Originally I was using v1.45 but tested with 1.46 and latest beta build v1.46.0-112-g1c301f9f-beta
to see if the newer versions fixed the issue with no luck.
The original command itself is:
rclone sync \
source:/nfs \
destination:nfs-test \
--s3-region=nfs-sync \
--checkers=64 \
--s3-upload-concurrency=32 \
--transfers=32 \
-v
rclone.conf:
[source]
copy_links = false
nounc = true
type = local
[destination]
acl = bucket-owner-full-control
bucket = nfs-test
endpoint = http://local-endpoint
env_auth = true
provider = Other
region = nfs-sync
type = s3
Steps to Reproduce issue
I believe I’ve narrowed it down to a listing issue by simplifying the command. Doing this I was able to reproduce the same behavior in my local environment.
- Creating an nfs export
- I used these options:
/mnt/nfs-test/ *(rw,sync,fsid=1,no_subtree_check)
- I used these options:
- Mounting the NFS:
mount -t nfs 127.0.0.1:/mnt/nfs-test /nfs
- Created ~128GB in 500,000 dummy files via
dd if=/dev/urandom bs=274432 count=500000 | split -a 6 -b 268k - /mnt/nfs-test/file.
- Run
rclone ls
:$ ./rclone ls source:/nfs -vvv 2019/04/08 20:19:38 DEBUG : rclone: Version "v1.46.0-112-g1c301f9f-beta" starting with parameters ["./rclone" "ls" "source:/nfs" "-vvv"] 2019/04/08 20:19:38 DEBUG : Using config file from "/home/ubuntu/.config/rclone/rclone.conf"

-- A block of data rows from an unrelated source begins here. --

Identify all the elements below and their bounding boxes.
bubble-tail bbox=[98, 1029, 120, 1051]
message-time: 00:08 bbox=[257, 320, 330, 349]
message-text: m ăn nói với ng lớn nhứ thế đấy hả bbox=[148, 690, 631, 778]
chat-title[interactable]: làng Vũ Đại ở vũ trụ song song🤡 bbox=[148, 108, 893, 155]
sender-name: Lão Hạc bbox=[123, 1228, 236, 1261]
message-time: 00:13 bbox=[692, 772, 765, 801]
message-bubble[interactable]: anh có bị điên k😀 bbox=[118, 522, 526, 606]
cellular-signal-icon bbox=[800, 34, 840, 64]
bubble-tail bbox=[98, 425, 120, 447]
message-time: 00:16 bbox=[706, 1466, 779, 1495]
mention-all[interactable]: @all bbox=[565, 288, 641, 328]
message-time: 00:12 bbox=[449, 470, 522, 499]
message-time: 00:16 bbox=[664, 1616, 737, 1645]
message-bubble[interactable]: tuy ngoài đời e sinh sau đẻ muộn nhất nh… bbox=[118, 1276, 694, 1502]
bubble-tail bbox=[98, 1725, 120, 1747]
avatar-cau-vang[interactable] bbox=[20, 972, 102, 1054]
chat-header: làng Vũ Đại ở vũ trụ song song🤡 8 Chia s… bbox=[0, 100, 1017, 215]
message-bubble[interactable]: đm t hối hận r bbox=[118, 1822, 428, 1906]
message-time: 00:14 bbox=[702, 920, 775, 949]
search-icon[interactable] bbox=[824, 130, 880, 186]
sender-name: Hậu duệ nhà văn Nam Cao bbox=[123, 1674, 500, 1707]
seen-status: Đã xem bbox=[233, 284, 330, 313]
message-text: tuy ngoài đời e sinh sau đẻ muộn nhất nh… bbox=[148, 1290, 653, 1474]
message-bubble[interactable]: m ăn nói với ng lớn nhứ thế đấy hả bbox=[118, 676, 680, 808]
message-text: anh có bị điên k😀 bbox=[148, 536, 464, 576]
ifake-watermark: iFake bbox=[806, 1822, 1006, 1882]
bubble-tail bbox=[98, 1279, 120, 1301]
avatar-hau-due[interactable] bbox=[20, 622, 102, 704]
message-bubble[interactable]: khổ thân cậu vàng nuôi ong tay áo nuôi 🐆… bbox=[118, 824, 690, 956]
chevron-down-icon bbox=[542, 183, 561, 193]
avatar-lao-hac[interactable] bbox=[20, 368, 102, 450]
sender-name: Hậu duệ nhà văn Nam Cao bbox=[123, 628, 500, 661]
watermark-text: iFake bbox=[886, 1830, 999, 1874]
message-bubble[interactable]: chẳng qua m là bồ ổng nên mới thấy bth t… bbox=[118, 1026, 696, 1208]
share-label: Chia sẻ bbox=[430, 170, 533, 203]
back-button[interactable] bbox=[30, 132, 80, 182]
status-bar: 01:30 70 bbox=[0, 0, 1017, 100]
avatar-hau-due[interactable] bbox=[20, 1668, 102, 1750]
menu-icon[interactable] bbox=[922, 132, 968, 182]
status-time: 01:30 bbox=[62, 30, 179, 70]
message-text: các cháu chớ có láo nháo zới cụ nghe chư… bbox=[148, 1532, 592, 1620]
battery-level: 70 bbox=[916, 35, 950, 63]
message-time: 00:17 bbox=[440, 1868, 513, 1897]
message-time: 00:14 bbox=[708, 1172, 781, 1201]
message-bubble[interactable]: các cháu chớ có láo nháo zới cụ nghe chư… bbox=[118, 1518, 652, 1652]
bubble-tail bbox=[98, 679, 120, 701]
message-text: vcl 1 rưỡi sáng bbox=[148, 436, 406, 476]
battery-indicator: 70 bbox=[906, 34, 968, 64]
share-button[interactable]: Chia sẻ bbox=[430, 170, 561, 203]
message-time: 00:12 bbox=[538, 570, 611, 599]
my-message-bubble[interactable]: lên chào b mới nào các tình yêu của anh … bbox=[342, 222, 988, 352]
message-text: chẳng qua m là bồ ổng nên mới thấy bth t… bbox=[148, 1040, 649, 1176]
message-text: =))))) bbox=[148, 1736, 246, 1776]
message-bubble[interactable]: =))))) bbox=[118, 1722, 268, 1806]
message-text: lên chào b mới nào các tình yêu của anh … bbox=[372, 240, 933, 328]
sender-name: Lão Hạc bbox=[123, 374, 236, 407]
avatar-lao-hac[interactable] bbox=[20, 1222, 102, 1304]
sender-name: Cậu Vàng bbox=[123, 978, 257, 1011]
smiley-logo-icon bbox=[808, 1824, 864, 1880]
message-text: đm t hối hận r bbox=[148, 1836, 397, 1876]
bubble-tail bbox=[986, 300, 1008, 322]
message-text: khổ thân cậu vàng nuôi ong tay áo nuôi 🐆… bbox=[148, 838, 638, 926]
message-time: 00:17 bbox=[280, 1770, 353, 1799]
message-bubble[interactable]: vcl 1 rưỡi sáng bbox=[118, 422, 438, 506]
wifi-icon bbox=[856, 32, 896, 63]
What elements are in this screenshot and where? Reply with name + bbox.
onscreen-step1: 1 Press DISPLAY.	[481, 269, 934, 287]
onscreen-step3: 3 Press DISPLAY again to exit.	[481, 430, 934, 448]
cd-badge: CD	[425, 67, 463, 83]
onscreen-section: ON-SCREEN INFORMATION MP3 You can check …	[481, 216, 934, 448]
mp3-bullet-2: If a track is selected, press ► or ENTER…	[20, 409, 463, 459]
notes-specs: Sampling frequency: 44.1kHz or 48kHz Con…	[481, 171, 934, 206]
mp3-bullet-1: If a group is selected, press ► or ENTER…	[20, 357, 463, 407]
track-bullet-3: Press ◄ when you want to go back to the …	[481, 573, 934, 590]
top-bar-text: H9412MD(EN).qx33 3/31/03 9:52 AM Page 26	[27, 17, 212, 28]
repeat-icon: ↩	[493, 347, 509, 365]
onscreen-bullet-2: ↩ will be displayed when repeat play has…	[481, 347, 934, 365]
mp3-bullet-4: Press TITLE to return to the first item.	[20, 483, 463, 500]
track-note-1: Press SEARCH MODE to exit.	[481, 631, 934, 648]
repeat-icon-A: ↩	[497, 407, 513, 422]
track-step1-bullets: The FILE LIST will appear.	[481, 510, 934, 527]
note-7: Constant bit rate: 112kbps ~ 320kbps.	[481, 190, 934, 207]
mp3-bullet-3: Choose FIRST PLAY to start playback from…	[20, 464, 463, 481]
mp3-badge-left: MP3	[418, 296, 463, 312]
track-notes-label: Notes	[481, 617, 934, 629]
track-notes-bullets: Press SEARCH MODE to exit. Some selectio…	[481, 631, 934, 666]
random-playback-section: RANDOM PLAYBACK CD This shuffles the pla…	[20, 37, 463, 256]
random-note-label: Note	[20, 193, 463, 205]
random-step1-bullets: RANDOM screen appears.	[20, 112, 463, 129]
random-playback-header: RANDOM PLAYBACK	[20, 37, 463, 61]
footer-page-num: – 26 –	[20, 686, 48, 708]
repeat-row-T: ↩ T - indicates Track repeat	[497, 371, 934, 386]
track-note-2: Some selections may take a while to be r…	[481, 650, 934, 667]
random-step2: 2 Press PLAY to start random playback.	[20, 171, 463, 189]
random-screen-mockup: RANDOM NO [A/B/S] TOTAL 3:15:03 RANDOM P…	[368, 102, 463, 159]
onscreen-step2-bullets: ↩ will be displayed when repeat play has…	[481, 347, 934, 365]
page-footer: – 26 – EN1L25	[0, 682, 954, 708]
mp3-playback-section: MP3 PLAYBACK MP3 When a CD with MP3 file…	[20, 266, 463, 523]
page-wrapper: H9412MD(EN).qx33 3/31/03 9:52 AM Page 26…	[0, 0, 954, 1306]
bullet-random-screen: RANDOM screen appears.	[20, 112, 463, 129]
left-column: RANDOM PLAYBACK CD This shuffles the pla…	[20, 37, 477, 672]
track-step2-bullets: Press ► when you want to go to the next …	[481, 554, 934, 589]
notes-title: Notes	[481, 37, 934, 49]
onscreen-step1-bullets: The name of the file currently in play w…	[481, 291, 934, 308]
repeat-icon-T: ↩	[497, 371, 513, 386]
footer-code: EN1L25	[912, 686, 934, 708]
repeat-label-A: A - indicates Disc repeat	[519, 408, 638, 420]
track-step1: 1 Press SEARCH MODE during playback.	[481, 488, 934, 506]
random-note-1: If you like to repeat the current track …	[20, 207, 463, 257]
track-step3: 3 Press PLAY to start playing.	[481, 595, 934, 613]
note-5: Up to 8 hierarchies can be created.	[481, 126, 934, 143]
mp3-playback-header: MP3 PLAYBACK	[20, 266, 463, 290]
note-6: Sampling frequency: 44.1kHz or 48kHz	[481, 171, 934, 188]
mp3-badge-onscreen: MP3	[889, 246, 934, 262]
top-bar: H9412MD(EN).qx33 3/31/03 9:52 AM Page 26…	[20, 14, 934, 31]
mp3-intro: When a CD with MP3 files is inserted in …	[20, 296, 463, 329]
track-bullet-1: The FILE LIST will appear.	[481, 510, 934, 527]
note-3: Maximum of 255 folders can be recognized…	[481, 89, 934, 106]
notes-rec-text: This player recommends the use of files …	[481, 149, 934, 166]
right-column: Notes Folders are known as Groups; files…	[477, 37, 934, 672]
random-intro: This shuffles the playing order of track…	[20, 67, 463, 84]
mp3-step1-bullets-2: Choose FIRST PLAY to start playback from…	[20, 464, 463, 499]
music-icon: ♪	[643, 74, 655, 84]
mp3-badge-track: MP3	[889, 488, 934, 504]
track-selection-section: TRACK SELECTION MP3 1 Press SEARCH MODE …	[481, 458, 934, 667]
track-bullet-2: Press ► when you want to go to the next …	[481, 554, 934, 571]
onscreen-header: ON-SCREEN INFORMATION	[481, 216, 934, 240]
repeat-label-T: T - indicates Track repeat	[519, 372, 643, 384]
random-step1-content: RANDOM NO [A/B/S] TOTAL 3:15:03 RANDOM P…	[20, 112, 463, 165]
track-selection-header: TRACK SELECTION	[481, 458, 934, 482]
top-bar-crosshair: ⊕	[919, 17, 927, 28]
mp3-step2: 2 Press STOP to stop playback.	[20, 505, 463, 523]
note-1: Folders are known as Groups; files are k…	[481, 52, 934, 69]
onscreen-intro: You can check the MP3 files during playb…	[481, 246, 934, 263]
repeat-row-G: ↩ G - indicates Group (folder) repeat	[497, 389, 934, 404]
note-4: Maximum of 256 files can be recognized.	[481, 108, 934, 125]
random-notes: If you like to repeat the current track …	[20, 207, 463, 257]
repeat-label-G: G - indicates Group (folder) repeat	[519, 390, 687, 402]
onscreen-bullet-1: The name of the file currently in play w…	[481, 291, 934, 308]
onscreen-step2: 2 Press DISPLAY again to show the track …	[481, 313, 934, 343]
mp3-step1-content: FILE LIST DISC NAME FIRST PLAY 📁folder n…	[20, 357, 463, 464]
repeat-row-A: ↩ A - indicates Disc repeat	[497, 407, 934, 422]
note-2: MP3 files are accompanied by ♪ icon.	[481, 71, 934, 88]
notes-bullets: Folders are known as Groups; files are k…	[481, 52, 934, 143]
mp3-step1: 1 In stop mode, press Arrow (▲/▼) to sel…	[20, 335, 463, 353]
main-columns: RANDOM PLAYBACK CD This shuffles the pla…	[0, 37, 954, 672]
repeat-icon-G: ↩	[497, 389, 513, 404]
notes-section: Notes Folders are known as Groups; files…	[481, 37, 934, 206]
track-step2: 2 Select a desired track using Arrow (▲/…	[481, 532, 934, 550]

It has the appearance that the process is hung but will eventually start showing an output (maybe hours later). The issue seems to be specifically related to how RClone is reading the directory but I’m not super familiar with the code base. I could see on nfsstat -s
that during this long pause there are heavy amounts of readdir
calls going on.
I don’t see the issue with running it directly on the /mnt/nfs-test folder (so not through NFS) but in my case, I do not have access to the actual NFS server in question and only access to the mount itself which is what led me down this path.
I couldn’t immediately find any flags that seemed to help (tried --fast-list
but don’t think it works on local). Open to any suggestions or even point me in the right direction for a bugfix/improvement contribution.